Last night was a true spectacle. Iowa voters spurred the pundits and did nearly the opposite of what they were expected to do. Instead of a Gephardt/Dean battle late into the night, John Kerry and John Edwards came out of nowhere to dominate the night. Kerry scooped up a solid 38% of the caucuses while Edwards followed with 32%. Gephardt - the man I was rooting for and the one that most people thought was the best situated to pull off a win - lost big. He came in a distant fourth with just 11%.

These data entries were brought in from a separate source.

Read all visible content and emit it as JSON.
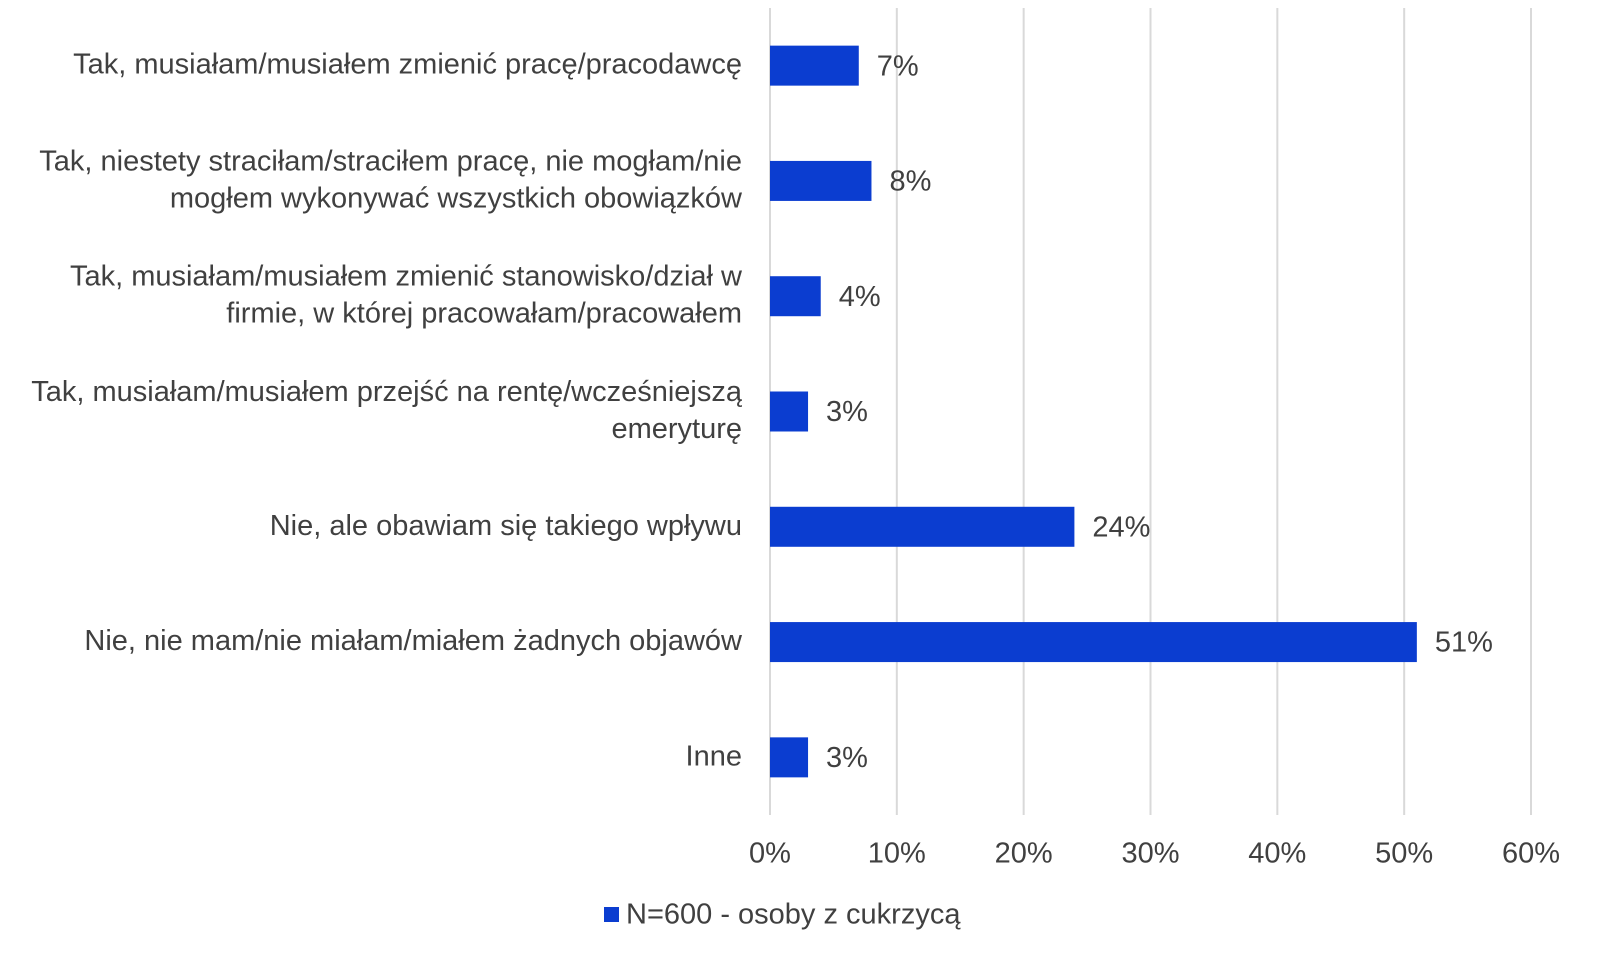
{
  "chart_data": {
    "type": "bar",
    "orientation": "horizontal",
    "categories": [
      "Tak, musiałam/musiałem zmienić pracę/pracodawcę",
      "Tak, niestety straciłam/straciłem pracę, nie mogłam/nie mogłem wykonywać wszystkich obowiązków",
      "Tak, musiałam/musiałem zmienić stanowisko/dział w firmie, w której pracowałam/pracowałem",
      "Tak, musiałam/musiałem przejść na rentę/wcześniejszą emeryturę",
      "Nie, ale obawiam się takiego wpływu",
      "Nie, nie mam/nie miałam/miałem żadnych objawów",
      "Inne"
    ],
    "series": [
      {
        "name": "N=600 - osoby z cukrzycą",
        "color": "#0b3dd0",
        "values": [
          7,
          8,
          4,
          3,
          24,
          51,
          3
        ],
        "value_labels": [
          "7%",
          "8%",
          "4%",
          "3%",
          "24%",
          "51%",
          "3%"
        ]
      }
    ],
    "xlim": [
      0,
      60
    ],
    "xticks": [
      {
        "value": 0,
        "label": "0%"
      },
      {
        "value": 10,
        "label": "10%"
      },
      {
        "value": 20,
        "label": "20%"
      },
      {
        "value": 30,
        "label": "30%"
      },
      {
        "value": 40,
        "label": "40%"
      },
      {
        "value": 50,
        "label": "50%"
      },
      {
        "value": 60,
        "label": "60%"
      }
    ],
    "grid": true,
    "legend": "bottom"
  }
}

It was a sad end for the Missouri congressman. It was a good call by him to end his campaign immediately instead of dragging the remnant of Iowa's loss with him. By doing so his campaign support can more quickly move to another anti-Dean - a concept that might not be necessary if Dean keeps up the performance he put on last night.
In attempting to silent the critics who say Dean is angry, angry, angry, Dean responded by being furious, stupid and quite possible drunk. In his Iowa concession speech Dean appeared completely without tact and reason. He screamed out the states that he was determined to win - repeating Michigan at least three times. He also screamed out "Viva New Mexico" with "New" being the only english word in the phrase. Another favorite was "Si se puede," which Dean belted out to his supporters encouraging them to go to New Hampshire - "if you can." It was bizarre. Hardly fitting the straight-talking, pragmatic governor image that he's been trying to portray. Dean was angry - very angry - that his movement hadn't done it on its own. He hadn't magically swept Iowans off their feet.
If there is any consolation in Gephardt's painful fourth place finish, its that in the process of volleying negative attack ads at each other for the past two months, Gephardt has managed to take Dean down with him. That alone could make Gephardt deserving of the VP spot under someone like Clark who Gephardt would balance quite well. Maybe the sudden rise of John Edwards will signal a second coming of Bill Clinton but without the sex. Here's hoping.
Either way Karl Rove is one nervous man today. Today he's facing the real possibility that he could have his AWOL Bush up against two Vietnam vets who took real flak in the jungle or a good looking southerner with genuine populist appeal. I hope the Dean campaign goes down in flames with a solid Clark win in New Hampshire. Its our best shot.